His LinkedIn page currently lists Pelosi Jr. as strategic adviser to EVSX, an eco-mining and recycling company based in Quebec, Canada.
Last month, Nancy Pelosi revealed in filings that she and her husband made as much as $30 million in stock trades involving Big Tech firms.
The financial windfall has spurred lawmakers from both parties to push forward legislation that would ban members of Congress from trading in stocks.
Pelosi, the powerful Democrat who represents San Francisco, has been accused of profiting off companies which she is responsible for regulating.
Pelosi is one of the richest members of Congress, with an estimated net worth of more than $106 million, according to an analysis by The Post.

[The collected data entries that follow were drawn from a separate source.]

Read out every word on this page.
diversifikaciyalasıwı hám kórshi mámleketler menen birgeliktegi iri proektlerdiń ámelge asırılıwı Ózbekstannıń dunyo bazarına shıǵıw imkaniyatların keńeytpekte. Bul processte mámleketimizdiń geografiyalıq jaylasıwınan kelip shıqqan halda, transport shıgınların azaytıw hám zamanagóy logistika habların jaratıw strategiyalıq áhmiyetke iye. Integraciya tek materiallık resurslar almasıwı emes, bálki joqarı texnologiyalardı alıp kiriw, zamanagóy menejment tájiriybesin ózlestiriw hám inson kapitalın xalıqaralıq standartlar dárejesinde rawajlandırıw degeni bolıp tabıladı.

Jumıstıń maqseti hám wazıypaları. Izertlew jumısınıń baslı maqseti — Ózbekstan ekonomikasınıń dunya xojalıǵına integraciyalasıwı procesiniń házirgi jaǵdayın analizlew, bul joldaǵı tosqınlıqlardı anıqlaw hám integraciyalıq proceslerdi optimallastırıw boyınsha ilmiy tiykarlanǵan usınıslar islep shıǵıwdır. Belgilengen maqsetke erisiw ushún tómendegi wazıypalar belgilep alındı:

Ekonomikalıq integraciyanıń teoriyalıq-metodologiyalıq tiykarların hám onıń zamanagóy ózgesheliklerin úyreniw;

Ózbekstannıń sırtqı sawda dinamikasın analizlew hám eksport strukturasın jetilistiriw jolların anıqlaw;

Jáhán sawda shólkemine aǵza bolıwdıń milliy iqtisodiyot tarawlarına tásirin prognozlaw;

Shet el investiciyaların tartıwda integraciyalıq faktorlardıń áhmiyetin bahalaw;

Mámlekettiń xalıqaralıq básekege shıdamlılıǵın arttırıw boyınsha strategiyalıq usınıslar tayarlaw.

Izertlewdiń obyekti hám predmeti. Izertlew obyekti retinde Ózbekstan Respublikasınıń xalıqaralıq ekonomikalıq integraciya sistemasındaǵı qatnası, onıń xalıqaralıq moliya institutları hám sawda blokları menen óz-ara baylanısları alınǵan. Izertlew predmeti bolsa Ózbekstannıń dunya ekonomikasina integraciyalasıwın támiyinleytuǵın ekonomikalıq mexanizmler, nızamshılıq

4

That’s an average of the maximum and minimum estimated value of her assets and liabilities — the methodology used by the Center for Responsive Politics — using her most recent financial disclosure from August, which pegs the maximum at $252 million and the minimum at $40 million underwater.
Pelosi’s husband, Paul Pelosi, is a businessman who runs the venture capital and investment firm Financial Leasing Services and has made countless bets on high-profile companies his wife is supposed to regulate, like Amazon, Apple and Google.
When asked last month whether the opportunity to profit on trades could create a conflict of interest, the speaker flatly said “no” to the idea of supporting a ban on trading individual stocks.
“We’re a free-market economy,” Pelosi told reporters. “They [members of Congress] should be able to participate in that.”